Current smokers who increased their smoking amount were associated with a higher risk for HF development compared to sustainers, whereas self-reported smoking cessation was associated with a lower risk of HF. There was no benefit from reduction in smoking amount. Self-reported smoking cessation should be reinforced whenever possible to prevent HF.
关于根据吸烟行为变化得出的心力衰竭(HF)发病率的数据匮乏。
作者旨在研究吸烟行为改变对HF发生发展的影响。
在这项基于人群的回顾性队列研究中,作者利用韩国国民健康保险系统数据库,确定了778,608名在2009年参加健康筛查项目并于2011年参加后续筛查的当前吸烟者。参与者被分为戒烟者、减量者I(减少≥50%)、减量者II(减少<50%)、持续吸烟者和增量者。
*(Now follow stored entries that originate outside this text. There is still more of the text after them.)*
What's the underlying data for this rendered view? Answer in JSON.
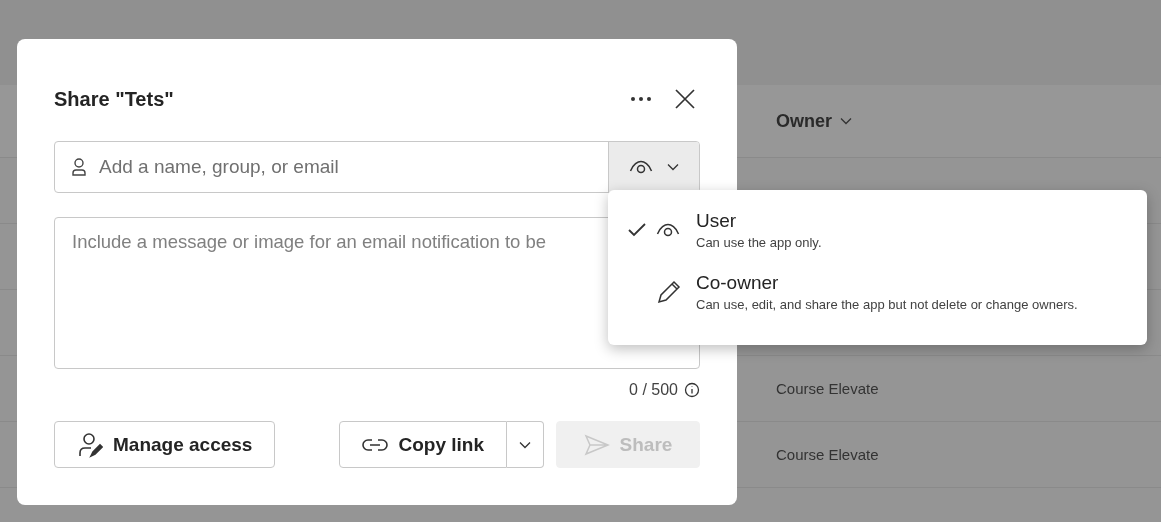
{
  "background_table": {
    "header": "Owner",
    "rows": [
      {},
      {},
      {},
      {
        "owner": "Course Elevate"
      },
      {
        "owner": "Course Elevate"
      },
      {}
    ]
  },
  "dialog": {
    "title": "Share \"Tets\"",
    "people_field": {
      "placeholder": "Add a name, group, or email"
    },
    "message_field": {
      "placeholder": "Include a message or image for an email notification to be"
    },
    "counter": "0 / 500",
    "buttons": [
      {
        "label": "Manage access",
        "kind": "manage",
        "disabled": false
      },
      {
        "label": "Copy link",
        "kind": "copy",
        "disabled": false
      },
      {
        "label": "Share",
        "kind": "share",
        "disabled": true
      }
    ]
  },
  "role_menu": {
    "items": [
      {
        "kind": "view",
        "title": "User",
        "description": "Can use the app only.",
        "selected": true
      },
      {
        "kind": "edit",
        "title": "Co-owner",
        "description": "Can use, edit, and share the app but not delete or change owners.",
        "selected": false
      }
    ]
  }
}
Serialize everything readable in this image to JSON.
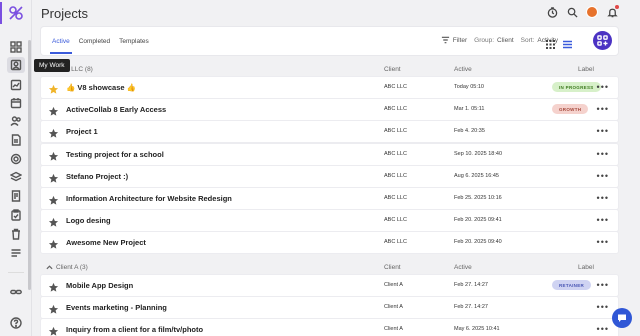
{
  "page": {
    "title": "Projects",
    "tooltip": "My Work"
  },
  "colors": {
    "accent": "#3b5bdb",
    "brand": "#4b32c3",
    "in_progress_bg": "#d7f0c9",
    "in_progress_fg": "#3d7a1e",
    "growth_bg": "#f5d2cd",
    "growth_fg": "#a4473a",
    "retainer_bg": "#cfd3f2",
    "retainer_fg": "#4855b3"
  },
  "tabs": [
    {
      "label": "Active",
      "active": true
    },
    {
      "label": "Completed",
      "active": false
    },
    {
      "label": "Templates",
      "active": false
    }
  ],
  "toolbar": {
    "filter": "Filter",
    "group_prefix": "Group:",
    "group_value": "Client",
    "sort_prefix": "Sort:",
    "sort_value": "Activity"
  },
  "columns": {
    "client": "Client",
    "active": "Active",
    "label": "Label"
  },
  "groups": [
    {
      "name": "ABC LLC (8)",
      "rows": [
        {
          "name": "👍 V8 showcase 👍",
          "client": "ABC LLC",
          "date": "Today 05:10",
          "label": "IN PROGRESS",
          "starred": true
        },
        {
          "name": "ActiveCollab 8 Early Access",
          "client": "ABC LLC",
          "date": "Mar 1. 05:11",
          "label": "GROWTH",
          "starred": false
        },
        {
          "name": "Project 1",
          "client": "ABC LLC",
          "date": "Feb 4. 20:35",
          "label": "",
          "starred": false
        },
        {
          "name": "Testing project for a school",
          "client": "ABC LLC",
          "date": "Sep 10. 2025 18:40",
          "label": "",
          "starred": false
        },
        {
          "name": "Stefano Project :)",
          "client": "ABC LLC",
          "date": "Aug 6. 2025 16:45",
          "label": "",
          "starred": false
        },
        {
          "name": "Information Architecture for Website Redesign",
          "client": "ABC LLC",
          "date": "Feb 25. 2025 10:16",
          "label": "",
          "starred": false
        },
        {
          "name": "Logo desing",
          "client": "ABC LLC",
          "date": "Feb 20. 2025 09:41",
          "label": "",
          "starred": false
        },
        {
          "name": "Awesome New Project",
          "client": "ABC LLC",
          "date": "Feb 20. 2025 09:40",
          "label": "",
          "starred": false
        }
      ]
    },
    {
      "name": "Client A (3)",
      "rows": [
        {
          "name": "Mobile App Design",
          "client": "Client A",
          "date": "Feb 27. 14:27",
          "label": "RETAINER",
          "starred": false
        },
        {
          "name": "Events marketing - Planning",
          "client": "Client A",
          "date": "Feb 27. 14:27",
          "label": "",
          "starred": false
        },
        {
          "name": "Inquiry from a client for a film/tv/photo",
          "client": "Client A",
          "date": "May 6. 2025 10:41",
          "label": "",
          "starred": false
        }
      ]
    }
  ]
}
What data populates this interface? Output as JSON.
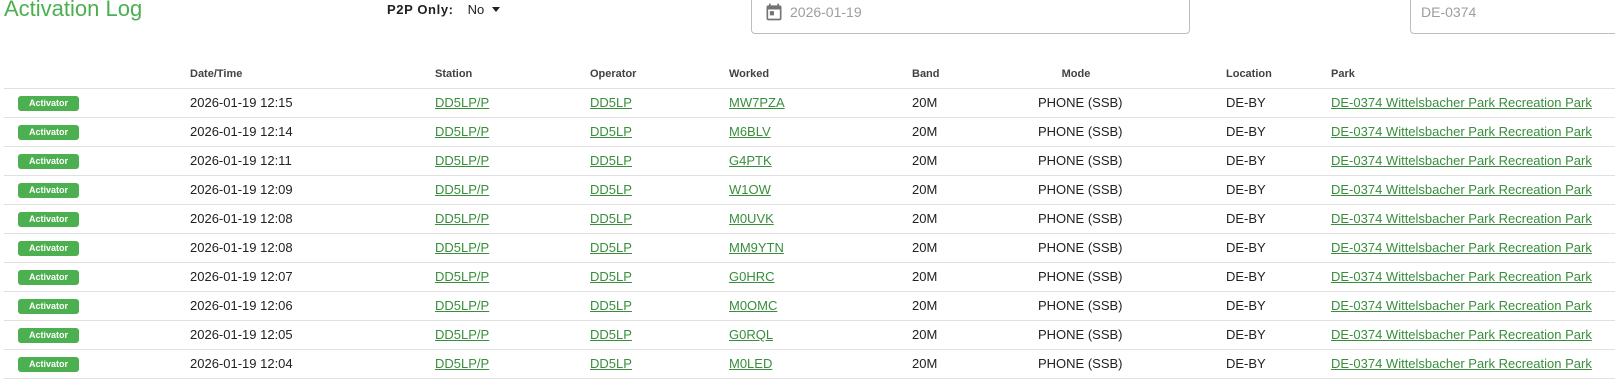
{
  "header": {
    "title": "Activation Log",
    "p2p_label": "P2P Only:",
    "p2p_value": "No",
    "date_placeholder": "2026-01-19",
    "park_placeholder": "DE-0374"
  },
  "table": {
    "columns": [
      "",
      "Date/Time",
      "Station",
      "Operator",
      "Worked",
      "Band",
      "Mode",
      "Location",
      "Park"
    ],
    "rows": [
      {
        "badge": "Activator",
        "datetime": "2026-01-19 12:15",
        "station": "DD5LP/P",
        "operator": "DD5LP",
        "worked": "MW7PZA",
        "band": "20M",
        "mode": "PHONE (SSB)",
        "location": "DE-BY",
        "park": "DE-0374 Wittelsbacher Park Recreation Park"
      },
      {
        "badge": "Activator",
        "datetime": "2026-01-19 12:14",
        "station": "DD5LP/P",
        "operator": "DD5LP",
        "worked": "M6BLV",
        "band": "20M",
        "mode": "PHONE (SSB)",
        "location": "DE-BY",
        "park": "DE-0374 Wittelsbacher Park Recreation Park"
      },
      {
        "badge": "Activator",
        "datetime": "2026-01-19 12:11",
        "station": "DD5LP/P",
        "operator": "DD5LP",
        "worked": "G4PTK",
        "band": "20M",
        "mode": "PHONE (SSB)",
        "location": "DE-BY",
        "park": "DE-0374 Wittelsbacher Park Recreation Park"
      },
      {
        "badge": "Activator",
        "datetime": "2026-01-19 12:09",
        "station": "DD5LP/P",
        "operator": "DD5LP",
        "worked": "W1OW",
        "band": "20M",
        "mode": "PHONE (SSB)",
        "location": "DE-BY",
        "park": "DE-0374 Wittelsbacher Park Recreation Park"
      },
      {
        "badge": "Activator",
        "datetime": "2026-01-19 12:08",
        "station": "DD5LP/P",
        "operator": "DD5LP",
        "worked": "M0UVK",
        "band": "20M",
        "mode": "PHONE (SSB)",
        "location": "DE-BY",
        "park": "DE-0374 Wittelsbacher Park Recreation Park"
      },
      {
        "badge": "Activator",
        "datetime": "2026-01-19 12:08",
        "station": "DD5LP/P",
        "operator": "DD5LP",
        "worked": "MM9YTN",
        "band": "20M",
        "mode": "PHONE (SSB)",
        "location": "DE-BY",
        "park": "DE-0374 Wittelsbacher Park Recreation Park"
      },
      {
        "badge": "Activator",
        "datetime": "2026-01-19 12:07",
        "station": "DD5LP/P",
        "operator": "DD5LP",
        "worked": "G0HRC",
        "band": "20M",
        "mode": "PHONE (SSB)",
        "location": "DE-BY",
        "park": "DE-0374 Wittelsbacher Park Recreation Park"
      },
      {
        "badge": "Activator",
        "datetime": "2026-01-19 12:06",
        "station": "DD5LP/P",
        "operator": "DD5LP",
        "worked": "M0OMC",
        "band": "20M",
        "mode": "PHONE (SSB)",
        "location": "DE-BY",
        "park": "DE-0374 Wittelsbacher Park Recreation Park"
      },
      {
        "badge": "Activator",
        "datetime": "2026-01-19 12:05",
        "station": "DD5LP/P",
        "operator": "DD5LP",
        "worked": "G0RQL",
        "band": "20M",
        "mode": "PHONE (SSB)",
        "location": "DE-BY",
        "park": "DE-0374 Wittelsbacher Park Recreation Park"
      },
      {
        "badge": "Activator",
        "datetime": "2026-01-19 12:04",
        "station": "DD5LP/P",
        "operator": "DD5LP",
        "worked": "M0LED",
        "band": "20M",
        "mode": "PHONE (SSB)",
        "location": "DE-BY",
        "park": "DE-0374 Wittelsbacher Park Recreation Park"
      }
    ]
  },
  "colors": {
    "accent": "#4caf50",
    "link": "#388e3c",
    "border": "#e0e0e0"
  },
  "icons": {
    "date_field": "calendar-icon",
    "p2p_dropdown": "caret-down-icon"
  }
}
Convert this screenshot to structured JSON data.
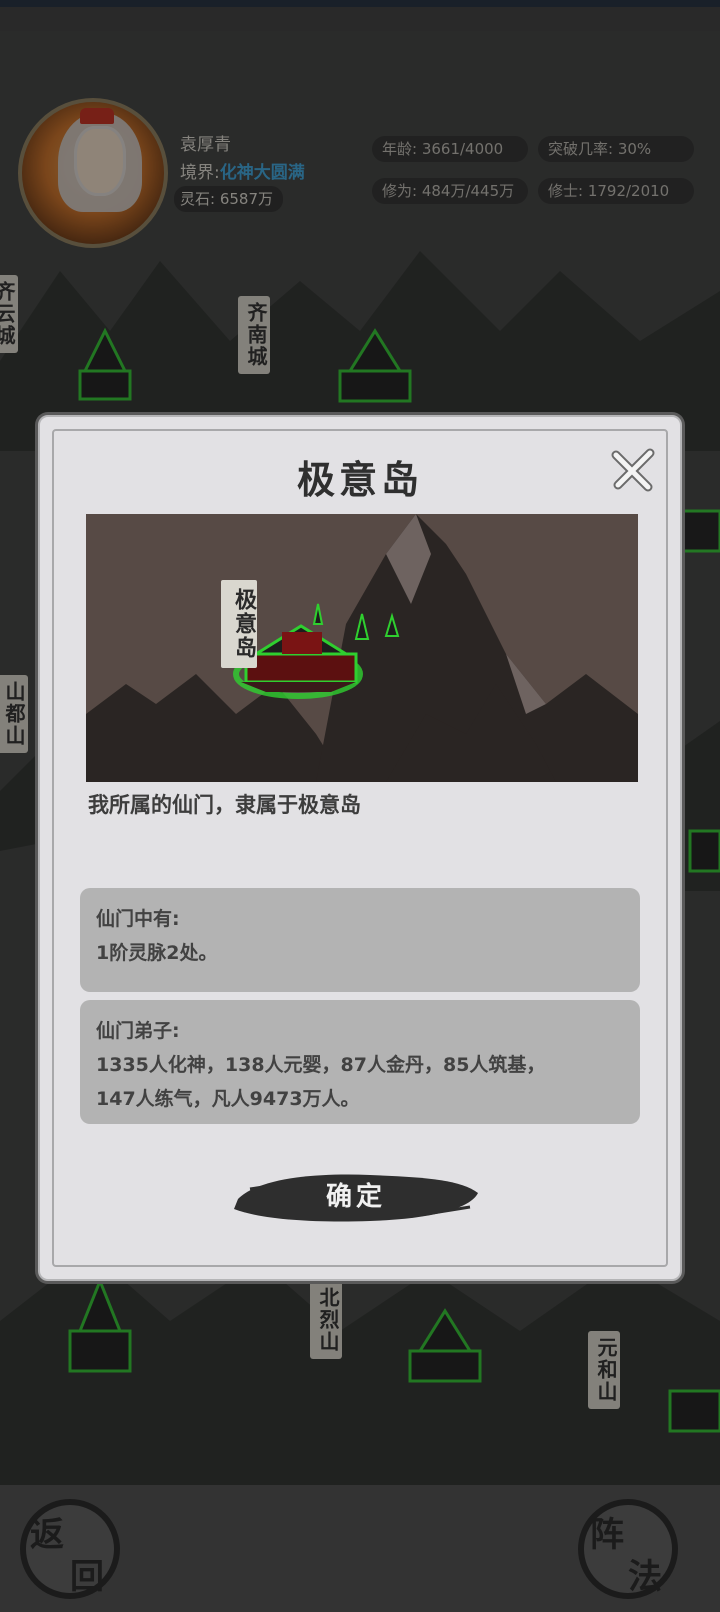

在中位随访6.3年期间,发生了23,329例HF事件(每1000人年4.8例)。与持续吸烟者相比,增量者发生HF的风险增加(调整后风险比[aHR]:1.06[95%置信区间:1.02 - 1.10])。相比之下,戒烟者发生HF的风险降低(aHR:0.86[95%置信区间:0.83 - 0.90])。即使是戒烟的重度吸烟者发生HF的风险也低于持续重度吸烟者(aHR:0.90[95%置信区间:0.85 - 0.95])。在减量者中,HF风险并未降低,反而略有增加(减少≥50%,aHR:1.06[95%置信区间:1.01 - 1.11];减少<50%,aHR:1.04[95%置信区间:1.00 - 1.08])。
与持续吸烟者相比,吸烟量增加的当前吸烟者发生HF的风险更高,而自我报告的戒烟与较低的HF风险相关。减少吸烟量并无益处。应尽可能加强自我报告的戒烟措施以预防HF。